The Pittsburgh Steelers narrowly won on Thursday Night Football against the Tennessee Titans, 20-16. For the first time this season and for just the second time in Kenny Pickett’s career, the Steelers scored a touchdown on their opening drive. It was a 10-play drive capped by a beautiful 10-yard run into the end zone by RB Najee Harris.

Those 10-play drives have been hard to come by for the Steelers this year with just 12 such drives across eight games. The Steelers won the coin toss, and elected to receive because they wanted to set the tone, and set the tone they did. They went on to have four 10-plus play drives in this game, which is by far their most this season. Because of the Steelers’ issues with starting slow on offense, the margin for error in most games has been extremely thin.

The quick start provided a buffer on that margin for error which they ended up needing to help overcome 10 accepted penalties against them, four alone on the opening defensive drive. Usually that type of negativity would be enough to seal the Steelers’ fate in any given game, but seven points early helped mitigate some of it.

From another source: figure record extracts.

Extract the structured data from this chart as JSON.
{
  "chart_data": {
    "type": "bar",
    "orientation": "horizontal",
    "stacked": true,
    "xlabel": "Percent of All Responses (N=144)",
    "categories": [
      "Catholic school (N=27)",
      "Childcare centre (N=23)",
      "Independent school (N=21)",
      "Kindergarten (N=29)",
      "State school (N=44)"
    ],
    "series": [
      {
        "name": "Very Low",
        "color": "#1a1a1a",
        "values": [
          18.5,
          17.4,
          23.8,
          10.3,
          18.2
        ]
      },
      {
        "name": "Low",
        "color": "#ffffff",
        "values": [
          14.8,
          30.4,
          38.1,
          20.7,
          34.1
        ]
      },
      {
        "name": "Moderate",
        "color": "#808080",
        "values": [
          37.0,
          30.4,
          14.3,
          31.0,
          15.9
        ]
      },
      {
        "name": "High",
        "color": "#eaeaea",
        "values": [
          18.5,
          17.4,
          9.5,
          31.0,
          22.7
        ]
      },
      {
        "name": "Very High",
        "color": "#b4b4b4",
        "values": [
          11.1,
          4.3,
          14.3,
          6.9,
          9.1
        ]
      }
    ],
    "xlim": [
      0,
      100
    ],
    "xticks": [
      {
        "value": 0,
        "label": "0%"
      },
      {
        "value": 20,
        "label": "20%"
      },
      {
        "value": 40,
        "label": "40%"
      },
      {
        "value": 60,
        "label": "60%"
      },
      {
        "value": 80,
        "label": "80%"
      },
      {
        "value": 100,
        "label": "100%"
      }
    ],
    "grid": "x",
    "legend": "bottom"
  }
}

That first drive started off in the red with KR Godwin Igwebuike taking the ball out of the end zone to the 22-yard line. There was also a penalty on Broderick Jones for ineligible man downfield, which cost the Steelers five yards later in the drive, but the Steelers overcame adversity and scored. Five different playmakers touched the ball that drive: Diontae Johnson, Connor Heyward, Allen Robinson II, Najee Harris, and Jaylen Warren. That is about as balanced as you can get in just 10 plays. While it feels silly to call the first drive the turning point, it really was a key component of being able to come out on top.

I am not so sure how the game would have played out if the Steelers had failed to score or were forced to settle for a field goal. Pittsburgh came out with points on all four of its red zone opportunities, but two of them stalled and resulted in three points via Chris Boswell. Obviously, the final score was 20-16, so the opening-drive score was critical to the outcome. It set the tone that the Steelers were going to be able to sustain drives, overcome negativity, and establish a balanced offense that benefitted the rushing attack over the course of the game. The Steelers had their highest output on the ground in Week Nine with 166 yards and a touchdown and that all started at the top of the game. Coach Mike Tomlin spoke to the media in his postgame press conference on what made the one-two punch in the backfield between Harris and Warren possible.

“Really, tonight was probably our first time to take a look at it because we had a more fluid start,” Tomlin said. “When you’re converting third downs, you’re getting more snap opportunities, and that usually leads to the attrition component of play, and really that’s kind of representative of the run game.”